– Отсидись здесь какое-то время, Элси, – сказал констебль Харрис. – А мы тем временем побеседуем с мистером Эллисом и его мальчиками. Мне невтерпеж с ними снова встретиться.
Элси смерила его быстрым взглядом ярких черных глаз. А потом ее морщинистое лицо озарилось потрясающей улыбкой, нежной и привлекательной, от которой констебль Харрис еще быстрее пошел на поправку.
– Хорошо, морячок, – погладила она его по щеке. – Я так и сделаю. Идем, Терри, – рассмеялась она, глядя на большого полицейского. – Одевай свои сраные наручники. Я буду вести себя тихо.
По причине того, что для женщин не было дополнительного помещения, дежурный офицер поместил Элси Ящерицу в одну камеру с миссис Паркс.
Фрайни Фишер удалось не расплескать чай. Она уставилась на маленького человечка, управляющего лошадью и сохраняющего совершенно невозмутимое выражение лица.
– Извините, что вы сказали?
– Я узнал вас, когда Раджа стащила с вас шарф, – объяснил он. – Но, похоже, больше никто здесь о вас не слышал.
– А вы слышали? – Фрайни не видела смысла полностью все отрицать. Инициатива перешла к ее собеседнику. Тот слегка улыбнулся молчаливому признанию установления ее личности.
– Да, я читаю модные газетки.
– Что именно?
– Книжные обзоры, – спокойно отозвался карлик. – После окончания Оксфорда я не забросил чтение. Моя область – литература. Мне также нравится наблюдать, что творится в обществе.
– Вы учились в Оксфордском университете, – восторженно проговорила Фрайни. – Так почему же вы у Фаррела?
– А где еще мое… уродство будет оценено? В любом другом месте – я уродец. Здесь – я уродец, но уродец выступающий. Цирк – единственное место, где карлик может заслужить в какой-то мере уважение. И даже при этом вы слышали, что сказал механик. «С ним вы в безопасности», – сказал он и рассмеялся.
– Сказал так только потому, что видит в вас джентльмена, – сказала Фрайни. – Если вам не будет неприятен мой вопрос, мистер Бертон, скажите, сколько вам лет?
– Мне тридцать, – ответил он, глядя ей прямо в глаза. – Я рано поседел – это хорошо. Старый карлик ценится выше, потому что очевидно, что это не ребенок. Я никогда не вырасту выше, чем есть сейчас, и если я не найду соответствующую моему росту даму-карлика, я никогда не женюсь.
– А что, если… любовь? – спросила Фрайни.
Мистер Бертон рассмеялся.
– Многие женщины хотят выяснить этот вопрос с карликами, – сказал он чопорно. – Их интересуют… мои размеры. Но я не иду на компромисс. Любовь или ничего. Пока это ничего. А теперь расскажите мне, что вы делаете в цирке? Это просто ваш каприз, мисс Фишер? Вы заскучали?

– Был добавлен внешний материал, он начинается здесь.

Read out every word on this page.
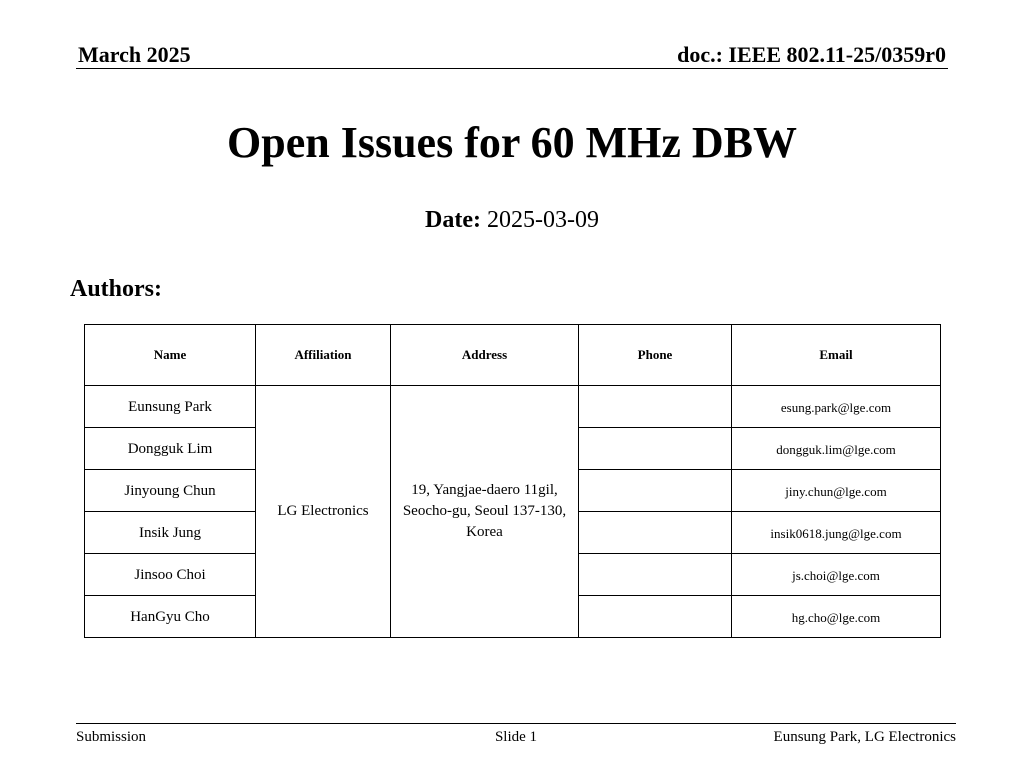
March 2025	doc.: IEEE 802.11-25/0359r0
Open Issues for 60 MHz DBW
Date: 2025-03-09
Authors:
Name	Affiliation	Address	Phone	Email
Eunsung Park	LG Electronics	19, Yangjae-daero 11gil, Seocho-gu, Seoul 137-130, Korea		esung.park@lge.com
Dongguk Lim				dongguk.lim@lge.com
Jinyoung Chun				jiny.chun@lge.com
Insik Jung				insik0618.jung@lge.com
Jinsoo Choi				js.choi@lge.com
HanGyu Cho				hg.cho@lge.com
Submission	Slide 1	Eunsung Park, LG Electronics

– Да, пока не стала каждое утро падать со скачущей лошади. И вот теперь я вся в синяках. Не знаю, что и рассказать вам, мистер Бертон. Разве что заверить вас, что намерения у меня хорошие, и попросить вас не выдавать меня.
– И какова же ваша цель?
– Сначала вы мне скажите, как вы думаете, есть какая-то причина всех тех неприятностей, которые свалились на Фаррела за последние несколько месяцев?
– Нет. Я думаю, что все подстроено. Каталонцы ходили к Маме Розе – они не чуждаются цыган, – и она сказала, что это не сглаз, а за всеми этими инцидентами стоит чей-то злой умысел. Может, Мама Роза и обманщица – мое мнение по этому вопросу не сложилось. Но она держит руку прямо на пульсе жизни цирка, возможно, по той причине, что видит его со стороны. Кто-то строит здесь козни. Это и привело вас сюда?
– Да.
– А какое вам дело до нас? Мы же всего лишь циркачи.

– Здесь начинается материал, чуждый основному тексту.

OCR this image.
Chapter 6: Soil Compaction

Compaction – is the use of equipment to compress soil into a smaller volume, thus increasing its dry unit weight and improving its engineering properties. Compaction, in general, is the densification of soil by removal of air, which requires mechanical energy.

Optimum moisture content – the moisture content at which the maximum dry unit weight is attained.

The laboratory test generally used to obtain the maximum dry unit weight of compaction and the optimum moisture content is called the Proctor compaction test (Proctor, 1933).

– Довольно я наслушалась этой гадости, что вы только бродяги и мошенники, – раздраженно сказала Фрайни. – Я здесь потому, что мой близкий друг попросил меня помочь: здесь он честно зарабатывает себе на жизнь. И он все это потеряет, если цирк свернет свои палатки и разорится. Мотивы у меня самые замечательные. Признаю, что я скучала и была немного зла на человека, который утверждал, что я не смогу прожить без всей той роскоши, что меня окружает. Роскошь – небольшая потеря. Трудно, когда тебя унижают, и еще трудней выносить этого мистера Джонса. Но я выясню, что происходит с цирком Фаррела. Даю слово. Даже если так и буду падать с лошади каждый день.
У мистера Бертона вырвался вздох облегчения.
– Это хорошо. Не знаю, смогу ли я чем-то помочь, но я постараюсь.
– Еще на кого-нибудь здесь можно положиться?